Using Digested and Lyophilized Bone Matrices for Enhanced Retention and Sustained Release of BMP-2 for Bone Regeneration Background Human recombinant bone morphogenetic protein 2 (rhBMP-2) is an FDA-approved growth factor that promotes bone formation but includes safety risks like inflammation and ectopic bone formation. Current research aims to enhance rhBMP-2 delivery strategies, as prolonged, controlled release improves bone healing and reduces side effects compared to short-term release. Currently, collagen sponges are often used for the delivery of rhBMP-2 but suffer from poor structural stability and inadequate release profiles. A previous study developed a sponge- like matrix from decellularized, demineralized, and enzymatically digested porcine bone, demonstrating biocompatibility and bone regeneration. In this study, we created a similar digested and lyophilized bone matrix (DLBM) while adding synthetic BMP2 (sBMP2) and stabilizing with glutaraldehyde (GL) crosslinking in the hopes of creating a safe and efficacious BMP2 delivery system. Methods The digested and lyophilized bone matrix (DLBM) was fabricated using established methods, with synthetic BMP2 peptide (sBMP2) infused and stabilized through glutaraldehyde (GL) crosslinking. This DLBM/BMP2/GL construct was compared to a DLBM/BMP2 scaffold without crosslinking. Over four weeks, we assessed in vitro degradation and BMP2 release of both constructs at various time points. The in vivo efficacy of the DLBM/BMP2/GL scaffold was evaluated using a non-healing tibial defect model in a rat model, analyzing bone growth via CT and histology after eight weeks. Results In vitro degradation experiments showed that the DLBM/BMP2/GL scaffold retained significantly more of its original mass (~40%) compared to the non-GL scaffold (~17%). Additionally, we found significantly higher retention of sBMP2 in the DLBM/BMP2/GL scaffold at all time points. CT analysis and histological examinations further indicated that the DLBM/BMP2/GL scaffold exhibited enhanced regenerative capability over the DLBM scaffold in vivo, demonstrating improved efficacy.

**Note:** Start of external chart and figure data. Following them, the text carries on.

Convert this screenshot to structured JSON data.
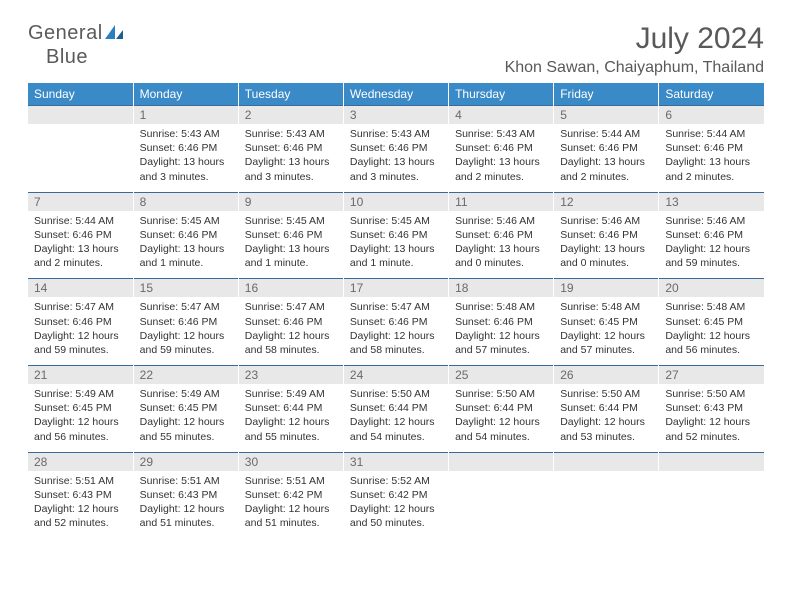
{
  "logo": {
    "text1": "General",
    "text2": "Blue",
    "color_gray": "#5a5a5a",
    "color_blue": "#2a7fbf"
  },
  "title": "July 2024",
  "location": "Khon Sawan, Chaiyaphum, Thailand",
  "colors": {
    "header_bg": "#3a8ac8",
    "header_text": "#ffffff",
    "daynum_bg": "#e8e8e8",
    "daynum_text": "#6a6a6a",
    "daynum_border_top": "#3a6a9a",
    "body_text": "#333333",
    "page_bg": "#ffffff"
  },
  "day_headers": [
    "Sunday",
    "Monday",
    "Tuesday",
    "Wednesday",
    "Thursday",
    "Friday",
    "Saturday"
  ],
  "weeks": [
    [
      {
        "num": "",
        "lines": []
      },
      {
        "num": "1",
        "lines": [
          "Sunrise: 5:43 AM",
          "Sunset: 6:46 PM",
          "Daylight: 13 hours and 3 minutes."
        ]
      },
      {
        "num": "2",
        "lines": [
          "Sunrise: 5:43 AM",
          "Sunset: 6:46 PM",
          "Daylight: 13 hours and 3 minutes."
        ]
      },
      {
        "num": "3",
        "lines": [
          "Sunrise: 5:43 AM",
          "Sunset: 6:46 PM",
          "Daylight: 13 hours and 3 minutes."
        ]
      },
      {
        "num": "4",
        "lines": [
          "Sunrise: 5:43 AM",
          "Sunset: 6:46 PM",
          "Daylight: 13 hours and 2 minutes."
        ]
      },
      {
        "num": "5",
        "lines": [
          "Sunrise: 5:44 AM",
          "Sunset: 6:46 PM",
          "Daylight: 13 hours and 2 minutes."
        ]
      },
      {
        "num": "6",
        "lines": [
          "Sunrise: 5:44 AM",
          "Sunset: 6:46 PM",
          "Daylight: 13 hours and 2 minutes."
        ]
      }
    ],
    [
      {
        "num": "7",
        "lines": [
          "Sunrise: 5:44 AM",
          "Sunset: 6:46 PM",
          "Daylight: 13 hours and 2 minutes."
        ]
      },
      {
        "num": "8",
        "lines": [
          "Sunrise: 5:45 AM",
          "Sunset: 6:46 PM",
          "Daylight: 13 hours and 1 minute."
        ]
      },
      {
        "num": "9",
        "lines": [
          "Sunrise: 5:45 AM",
          "Sunset: 6:46 PM",
          "Daylight: 13 hours and 1 minute."
        ]
      },
      {
        "num": "10",
        "lines": [
          "Sunrise: 5:45 AM",
          "Sunset: 6:46 PM",
          "Daylight: 13 hours and 1 minute."
        ]
      },
      {
        "num": "11",
        "lines": [
          "Sunrise: 5:46 AM",
          "Sunset: 6:46 PM",
          "Daylight: 13 hours and 0 minutes."
        ]
      },
      {
        "num": "12",
        "lines": [
          "Sunrise: 5:46 AM",
          "Sunset: 6:46 PM",
          "Daylight: 13 hours and 0 minutes."
        ]
      },
      {
        "num": "13",
        "lines": [
          "Sunrise: 5:46 AM",
          "Sunset: 6:46 PM",
          "Daylight: 12 hours and 59 minutes."
        ]
      }
    ],
    [
      {
        "num": "14",
        "lines": [
          "Sunrise: 5:47 AM",
          "Sunset: 6:46 PM",
          "Daylight: 12 hours and 59 minutes."
        ]
      },
      {
        "num": "15",
        "lines": [
          "Sunrise: 5:47 AM",
          "Sunset: 6:46 PM",
          "Daylight: 12 hours and 59 minutes."
        ]
      },
      {
        "num": "16",
        "lines": [
          "Sunrise: 5:47 AM",
          "Sunset: 6:46 PM",
          "Daylight: 12 hours and 58 minutes."
        ]
      },
      {
        "num": "17",
        "lines": [
          "Sunrise: 5:47 AM",
          "Sunset: 6:46 PM",
          "Daylight: 12 hours and 58 minutes."
        ]
      },
      {
        "num": "18",
        "lines": [
          "Sunrise: 5:48 AM",
          "Sunset: 6:46 PM",
          "Daylight: 12 hours and 57 minutes."
        ]
      },
      {
        "num": "19",
        "lines": [
          "Sunrise: 5:48 AM",
          "Sunset: 6:45 PM",
          "Daylight: 12 hours and 57 minutes."
        ]
      },
      {
        "num": "20",
        "lines": [
          "Sunrise: 5:48 AM",
          "Sunset: 6:45 PM",
          "Daylight: 12 hours and 56 minutes."
        ]
      }
    ],
    [
      {
        "num": "21",
        "lines": [
          "Sunrise: 5:49 AM",
          "Sunset: 6:45 PM",
          "Daylight: 12 hours and 56 minutes."
        ]
      },
      {
        "num": "22",
        "lines": [
          "Sunrise: 5:49 AM",
          "Sunset: 6:45 PM",
          "Daylight: 12 hours and 55 minutes."
        ]
      },
      {
        "num": "23",
        "lines": [
          "Sunrise: 5:49 AM",
          "Sunset: 6:44 PM",
          "Daylight: 12 hours and 55 minutes."
        ]
      },
      {
        "num": "24",
        "lines": [
          "Sunrise: 5:50 AM",
          "Sunset: 6:44 PM",
          "Daylight: 12 hours and 54 minutes."
        ]
      },
      {
        "num": "25",
        "lines": [
          "Sunrise: 5:50 AM",
          "Sunset: 6:44 PM",
          "Daylight: 12 hours and 54 minutes."
        ]
      },
      {
        "num": "26",
        "lines": [
          "Sunrise: 5:50 AM",
          "Sunset: 6:44 PM",
          "Daylight: 12 hours and 53 minutes."
        ]
      },
      {
        "num": "27",
        "lines": [
          "Sunrise: 5:50 AM",
          "Sunset: 6:43 PM",
          "Daylight: 12 hours and 52 minutes."
        ]
      }
    ],
    [
      {
        "num": "28",
        "lines": [
          "Sunrise: 5:51 AM",
          "Sunset: 6:43 PM",
          "Daylight: 12 hours and 52 minutes."
        ]
      },
      {
        "num": "29",
        "lines": [
          "Sunrise: 5:51 AM",
          "Sunset: 6:43 PM",
          "Daylight: 12 hours and 51 minutes."
        ]
      },
      {
        "num": "30",
        "lines": [
          "Sunrise: 5:51 AM",
          "Sunset: 6:42 PM",
          "Daylight: 12 hours and 51 minutes."
        ]
      },
      {
        "num": "31",
        "lines": [
          "Sunrise: 5:52 AM",
          "Sunset: 6:42 PM",
          "Daylight: 12 hours and 50 minutes."
        ]
      },
      {
        "num": "",
        "lines": []
      },
      {
        "num": "",
        "lines": []
      },
      {
        "num": "",
        "lines": []
      }
    ]
  ]
}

Conclusion Our study underscores the potential of the DLBM/BMP2/GL scaffold as a promising platform for bone tissue engineering. We found that a sponge-like matrix, comprised of the digested and lyophilized bone matrix (DLBM) of pig bone, could effectively retain BMP2 peptide after chemical crosslinking using glutaraldehyde (DLBM/BMP2/GL). Further, we found a much more sustainable and controllable release profile of the BMP2 from the DLBM/BMP2/GL matrix when compared to the same BMP2-infused DLBM structure without any chemical crosslinking applied. Our in vivo evaluations demonstrate the improved biocompatibility, osteogenicity, and bone regenerative capacity of the DLBM/BMP2/GL scaffold compared to DLBM alone. Overall, our findings contribute to advancing innovative strategies for optimizing bone tissue engineering outcomes, thereby enhancing clinical efficacy and safety in bone repair and regeneration applications.